To build libESPER on Windows, you will need the following software:
- Microsoft Visual Studio 2019 or later (earlier versions may work as well, but have not been tested)
- CMake version 22 or later
Start by cloning the repository into a folder of your choice, or by downloading and extracting the .zip file of the source code. Within the directory of the repository, create a new folder named "build" (or a different name of your choice). Start CMake GUI and select the main directory of the repository (the folder containing CMakeLists.txt) as the source folder, and the newly created build folder as the output directory. Then run CMake. This will create a .sln Visual Studio solution file in the build folder, among several other files. Open the .sln file with Visual Studio, and find the project named "esper" in the project explorer on the right. Right click it, then select "build project" to compile the library. After compilation, the resulting library (esper.dll) and its dependencies will be placed in build/bundled.
All packages required for building libESPER on Linux are included in the buildessentials metapackage. After installing it, clone the repository using the git clone command.
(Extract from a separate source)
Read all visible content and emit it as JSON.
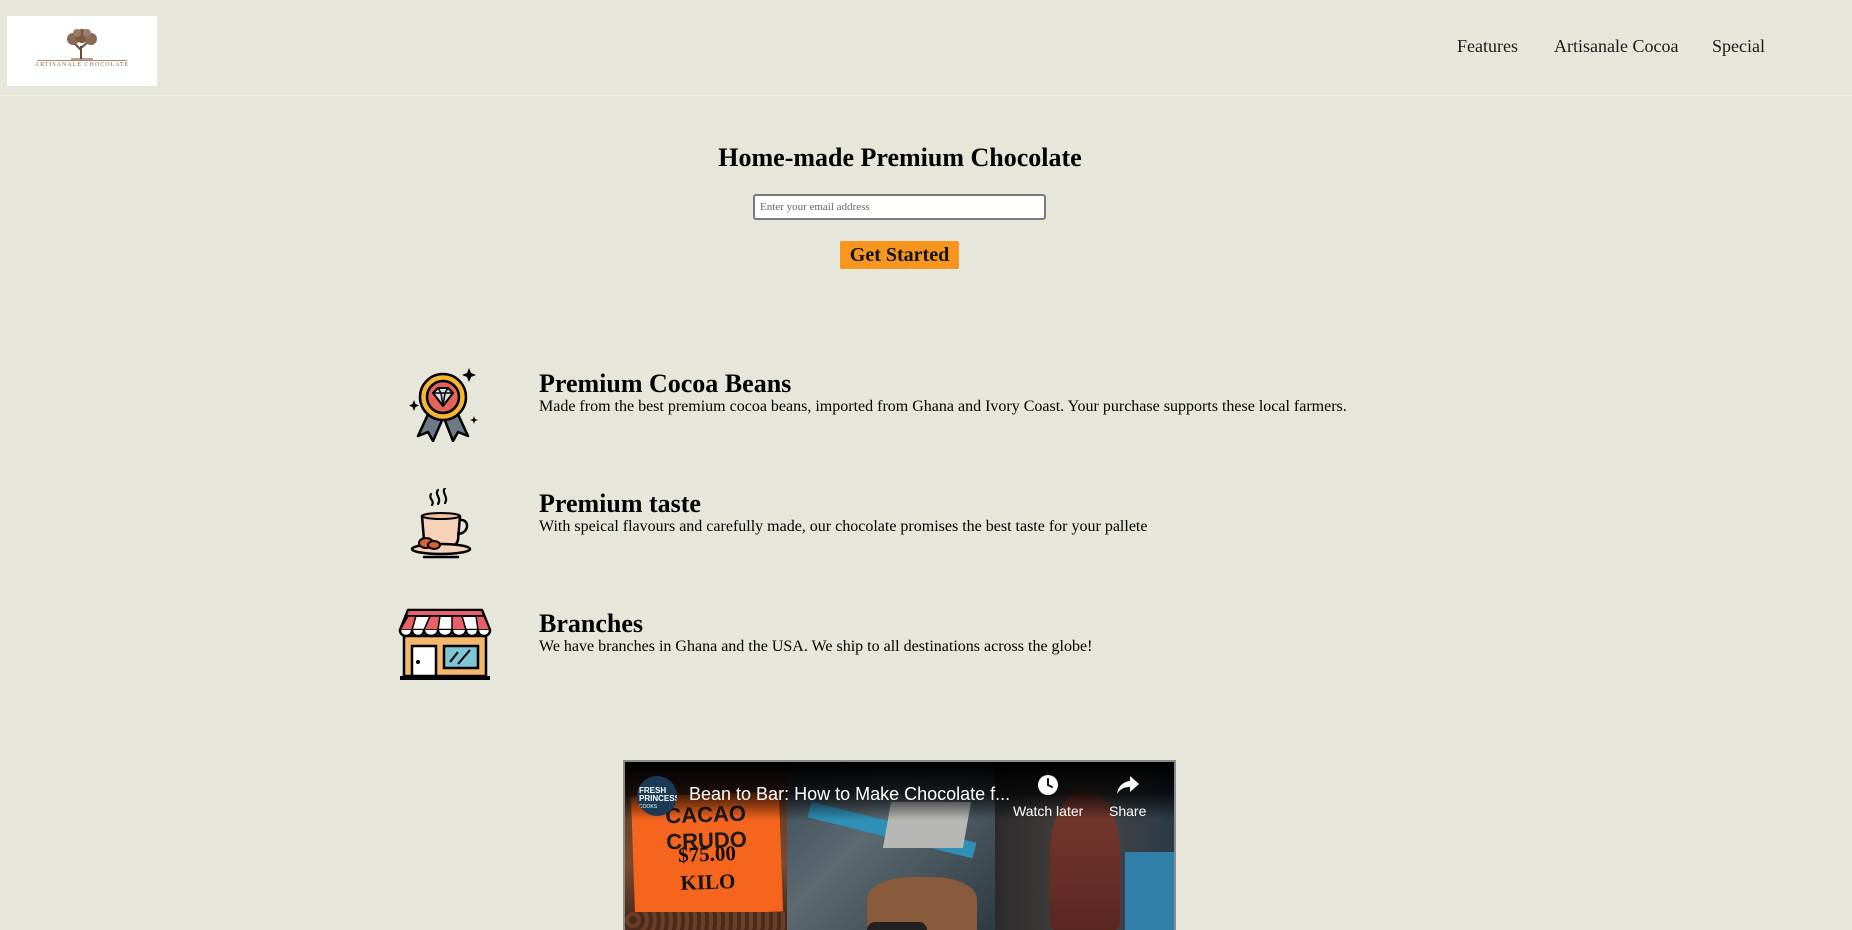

Navigate into the new directory, and create a new folder named "build" inside it. Navigate into the build folder, and run the command cmake .. followed by make This will download and build the required dependencies, and compile libESPER itself. Like on Windows, the resulting .so files are placed into ./build/bundled. Because the dependencies of libfftw and libnfft are compiled on Linux, rather than being already provided as binaries like on Windows, the build process takes significantly longer.
The interface used for integrating libESPER into another program is provided in the esper.h file in the repository root folder. On Linux, you can use this header to directly link against the built .so file. On Windows, you instead need to link against the corresponding .lib file. It can be found in build/Debug or build/Release, depending on your chosen build configuration. When using the Debug configuration, the folder also contains the .pdb file required for debugger compatibility.
When bundling libESPER with another program, it is important to place all .dll/.so files in a location where they can be found by the main executable and each other. On Windows, this means they either need to be placed in the same folder as the .exe file using them, or in a location included in the PATH environment variable. On Linux, all .so files are set up to mimic this behavior. Their rpath attribute is configured so they search for their dependencies in the same folder, and in addition, dependencies can be found in all locations specified by the runpath environment variable. However, it remains the responsibility of the programmer to ensure the calling executable finds libESPER.so.